• Saturday, May 27, 2023


239 schools to be renovated across England; new buildings will be more energy efficient

Over £13bn has been allocated since 2015 to maintain and improve school facilities across England.

The government announced the closure of UK schools last year when the Covid-19 pandemic struck in March 2020. (Photo by Christopher Furlong/Getty Images)

By: Pramod Thomas

As many as 239 more schools and sixth forms will benefit from the extra £2 billion funding announced by the government on Friday (16), a statement said.

Renovation for 161 schools has already started with construction works now nearing completion on the most advanced sites.

Together, 400 out of 500 schools and sixth forms have now been selected for rebuilds through the ten-year School Rebuilding Programme.

The statement added that the new buildings will be more energy efficient for future winter resilience and net-zero in operation, with old facilities replaced by modern education environments including new classrooms, sports halls and dining rooms.

The government also announced that funding will increase to over £10bn next year.
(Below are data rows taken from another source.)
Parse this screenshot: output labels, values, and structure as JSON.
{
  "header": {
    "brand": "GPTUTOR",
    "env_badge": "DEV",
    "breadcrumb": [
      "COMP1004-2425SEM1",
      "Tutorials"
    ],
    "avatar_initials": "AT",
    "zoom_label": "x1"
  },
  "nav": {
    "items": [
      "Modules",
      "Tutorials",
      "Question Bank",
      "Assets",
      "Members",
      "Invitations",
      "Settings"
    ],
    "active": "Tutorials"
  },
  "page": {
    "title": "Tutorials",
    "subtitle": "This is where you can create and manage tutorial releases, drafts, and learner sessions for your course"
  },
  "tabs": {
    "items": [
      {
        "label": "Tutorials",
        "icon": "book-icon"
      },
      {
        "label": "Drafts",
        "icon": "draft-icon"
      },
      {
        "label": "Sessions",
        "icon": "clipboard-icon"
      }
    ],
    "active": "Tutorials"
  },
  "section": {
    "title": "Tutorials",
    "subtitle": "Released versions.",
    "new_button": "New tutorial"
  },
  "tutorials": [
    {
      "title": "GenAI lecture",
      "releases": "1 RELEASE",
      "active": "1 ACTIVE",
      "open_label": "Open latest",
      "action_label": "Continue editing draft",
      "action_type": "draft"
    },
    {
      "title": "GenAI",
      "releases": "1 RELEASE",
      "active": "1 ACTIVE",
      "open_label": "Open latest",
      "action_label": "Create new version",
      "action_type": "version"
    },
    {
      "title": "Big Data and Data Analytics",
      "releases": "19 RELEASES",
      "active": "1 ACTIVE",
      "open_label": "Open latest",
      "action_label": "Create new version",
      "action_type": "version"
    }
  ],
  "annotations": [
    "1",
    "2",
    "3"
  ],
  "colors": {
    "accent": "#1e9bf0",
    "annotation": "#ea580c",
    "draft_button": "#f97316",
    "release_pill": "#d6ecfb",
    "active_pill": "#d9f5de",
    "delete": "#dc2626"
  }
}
“Education is a top priority for this government. That is why, despite facing challenging economic circumstances, we are investing a record amount in our schools and colleges. The latest funding will transform hundreds of schools across the country and ensure they are fit for the future,” said Gillian Keegan, secretary of state for education.

“The additional funding, alongside fantastic new facilities, will mean our brilliant teachers can get on with what they do best – and inspire the next generation.”
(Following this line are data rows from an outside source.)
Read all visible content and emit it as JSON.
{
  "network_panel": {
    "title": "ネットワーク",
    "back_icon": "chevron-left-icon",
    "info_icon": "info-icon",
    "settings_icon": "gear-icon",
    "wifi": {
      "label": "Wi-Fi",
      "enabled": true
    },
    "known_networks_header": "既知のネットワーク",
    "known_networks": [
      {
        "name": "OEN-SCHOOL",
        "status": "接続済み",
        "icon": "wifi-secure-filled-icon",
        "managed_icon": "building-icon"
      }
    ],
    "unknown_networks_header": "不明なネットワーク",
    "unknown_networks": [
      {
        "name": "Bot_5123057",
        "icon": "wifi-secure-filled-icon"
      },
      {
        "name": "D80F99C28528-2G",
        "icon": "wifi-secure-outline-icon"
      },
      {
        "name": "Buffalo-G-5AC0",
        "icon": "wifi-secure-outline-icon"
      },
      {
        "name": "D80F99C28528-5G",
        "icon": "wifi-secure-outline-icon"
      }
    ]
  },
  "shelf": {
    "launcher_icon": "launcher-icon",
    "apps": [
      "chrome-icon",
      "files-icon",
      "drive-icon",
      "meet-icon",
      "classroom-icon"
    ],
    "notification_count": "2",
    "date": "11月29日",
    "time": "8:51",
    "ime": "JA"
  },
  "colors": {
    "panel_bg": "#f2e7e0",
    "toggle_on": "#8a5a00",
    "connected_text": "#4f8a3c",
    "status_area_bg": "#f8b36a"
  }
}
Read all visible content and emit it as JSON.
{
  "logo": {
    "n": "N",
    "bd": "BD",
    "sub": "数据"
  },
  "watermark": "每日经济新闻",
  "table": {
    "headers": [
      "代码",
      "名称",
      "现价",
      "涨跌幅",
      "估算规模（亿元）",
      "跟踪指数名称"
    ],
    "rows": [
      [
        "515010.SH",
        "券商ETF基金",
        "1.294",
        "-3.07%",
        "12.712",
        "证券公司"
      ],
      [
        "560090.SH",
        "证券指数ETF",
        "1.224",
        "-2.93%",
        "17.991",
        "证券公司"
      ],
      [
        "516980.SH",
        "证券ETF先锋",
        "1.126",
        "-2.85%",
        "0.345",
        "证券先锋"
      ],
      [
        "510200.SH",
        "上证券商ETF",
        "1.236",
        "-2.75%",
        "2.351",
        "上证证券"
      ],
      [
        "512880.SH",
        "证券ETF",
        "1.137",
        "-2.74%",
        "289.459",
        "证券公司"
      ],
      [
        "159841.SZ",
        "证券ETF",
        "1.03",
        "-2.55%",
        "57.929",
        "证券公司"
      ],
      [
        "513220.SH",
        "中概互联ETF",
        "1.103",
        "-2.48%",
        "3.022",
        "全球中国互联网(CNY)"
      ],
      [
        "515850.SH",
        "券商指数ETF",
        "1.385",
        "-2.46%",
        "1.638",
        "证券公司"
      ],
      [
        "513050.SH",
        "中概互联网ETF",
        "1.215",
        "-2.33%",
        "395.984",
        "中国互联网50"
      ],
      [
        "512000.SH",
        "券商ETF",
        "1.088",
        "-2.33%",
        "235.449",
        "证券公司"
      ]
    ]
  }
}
According to the government, over £13bn has been allocated since 2015 to maintain and improve school facilities across England, including £1.8bn in financial year 2022-23.

The government is also today setting out school funding allocations for local authorities for next year. School funding will be at its highest ever level in real terms per pupil, totalling £58.8bn by 2024-25.

With the latest announcement, funding for children and young people with complex special educational needs and disabilities will increase by almost £1bn – a 10.6 per cent increase compared to this year.

Special schools and alternative provision receive an average 3.4 per cent per place increase in their funding in 2023-24, as a result of the additional funding from the Autumn Statement.

Funding for mainstream schools will increase by over £2.5bn in 2023-24, compared to this year.

Local authorities will receive average funding increases of 3.4 per cent for the 3- and 4-year-old free childcare entitlements and four per cent for the 2-year-old entitlement, the statement added.

With the increased investment, pupil premium funding rates for 2023-24 will increase by five per cent, equivalent to £100m, compared to this year, supporting schools to raise educational outcomes for disadvantaged pupils.

All mainstream schools will receive additional funding from April 2023.